Microbial Control: Detection of Cutibacterium acnes, a high-risk aerotolerant anaerobe recovered in the biopharmaceutical industry

A microbial control program that broadens its scope to evaluate the risks associated with both anaerobic and aerobic micro-organisms will result in improved product quality and patient safety. Although the development and implementation of an anaerobic bioburden assay is process and facility dependent, the importance of testing for anaerobic bioburden is shown in the various case studies provided by multiple companies. The case studies in this paper show that, in some instances, contamination went undetected due to not having the correct test conditions in place. It is recommended that companies implement methods for detecting facultative anaerobic bacteria for upstream mammalian cell culture processes.

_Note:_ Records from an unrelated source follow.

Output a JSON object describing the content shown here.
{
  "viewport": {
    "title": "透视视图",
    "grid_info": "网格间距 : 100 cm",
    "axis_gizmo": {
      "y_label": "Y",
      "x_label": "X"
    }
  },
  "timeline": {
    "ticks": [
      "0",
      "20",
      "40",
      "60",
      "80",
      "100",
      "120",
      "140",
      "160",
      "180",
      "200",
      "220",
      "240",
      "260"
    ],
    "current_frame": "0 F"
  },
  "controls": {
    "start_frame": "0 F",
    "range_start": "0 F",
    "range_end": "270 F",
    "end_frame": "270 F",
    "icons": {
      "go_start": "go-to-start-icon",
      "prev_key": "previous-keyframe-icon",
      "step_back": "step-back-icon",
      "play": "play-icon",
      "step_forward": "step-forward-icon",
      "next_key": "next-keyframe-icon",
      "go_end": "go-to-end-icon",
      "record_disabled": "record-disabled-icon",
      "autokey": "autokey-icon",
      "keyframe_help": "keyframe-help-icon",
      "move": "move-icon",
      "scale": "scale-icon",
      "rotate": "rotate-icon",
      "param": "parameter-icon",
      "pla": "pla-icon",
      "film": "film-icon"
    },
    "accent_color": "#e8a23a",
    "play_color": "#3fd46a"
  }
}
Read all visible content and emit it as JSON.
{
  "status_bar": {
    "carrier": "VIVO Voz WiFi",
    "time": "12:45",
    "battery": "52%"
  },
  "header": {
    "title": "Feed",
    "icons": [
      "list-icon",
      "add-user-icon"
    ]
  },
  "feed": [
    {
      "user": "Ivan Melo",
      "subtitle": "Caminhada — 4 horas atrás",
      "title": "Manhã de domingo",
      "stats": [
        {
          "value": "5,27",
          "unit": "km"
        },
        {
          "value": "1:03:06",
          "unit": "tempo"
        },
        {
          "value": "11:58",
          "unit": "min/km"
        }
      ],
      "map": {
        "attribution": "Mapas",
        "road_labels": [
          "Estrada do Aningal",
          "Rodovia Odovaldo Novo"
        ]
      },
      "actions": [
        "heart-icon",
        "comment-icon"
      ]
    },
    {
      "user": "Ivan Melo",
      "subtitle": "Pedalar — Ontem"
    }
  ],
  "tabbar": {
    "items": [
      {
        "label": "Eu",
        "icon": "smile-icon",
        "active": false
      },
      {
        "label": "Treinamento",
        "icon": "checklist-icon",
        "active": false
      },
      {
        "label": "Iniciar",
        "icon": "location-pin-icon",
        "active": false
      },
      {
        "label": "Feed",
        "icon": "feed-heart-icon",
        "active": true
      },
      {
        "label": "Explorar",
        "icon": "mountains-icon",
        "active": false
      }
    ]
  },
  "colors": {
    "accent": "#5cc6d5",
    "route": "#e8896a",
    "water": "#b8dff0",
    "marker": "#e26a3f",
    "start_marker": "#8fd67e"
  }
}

This peer-reviewed paper outlines the risk of aerotolerant anaerobic bacterial contamination during the manufacture of biologic drug substance (DS) and the challenges of detecting facultative anaerobes. Aerotolerant anaerobes can withstand oxygen without consuming it, making them difficult to detect. An aerotolerant anaerobic contamination can pose a risk to product quality and patient safety, and often occurs during upstream manufacturing. Upstream DS manufacturing involves using growth medium, which is prepared in an open environment, manually, with materials that have a high nutrient content. Upstream DS manufacturing also occurs at warm temperatures, and has long process durations without filtration, providing Cutibacterium acnes (C. acnes) with an environment to successfully proliferate. The upstream process presents a high risk for C. acnes contamination. Because of this, the most likely point of detection is at the end of the production of upstream processing.

The case studies from multiple biopharmaceutical companies outlined here include instances where contamination events occurred during upstream processing and it was not possible to detect them by using routine bioburden testing methods. Most of these contaminations were detected by process monitoring, which is slow to detect anaerobic contamination. After experiencing these anaerobic contamination events, companies decided to implement anaerobic bioburden testing. Since traditional aerobic bioburden tests may not detect aerotolerant anaerobes, several different methods have been implemented to detect C. acnes.

In conclusion, a microbial control program that broadens its scope to evaluate the risks associated with both anaerobic and aerobic micro-organisms will result in improved product quality and patient safety. The importance of testing for anaerobic bioburden is shown above in the various case studies provided by biopharmaceutical companies. The case studies show that, in some instances, contamination went undetected due to not having the correct test conditions in place. Because of this, it is recommended that companies implement methods for detection of aerotolerant anaerobic bacteria for upstream mammalian cell culture processes.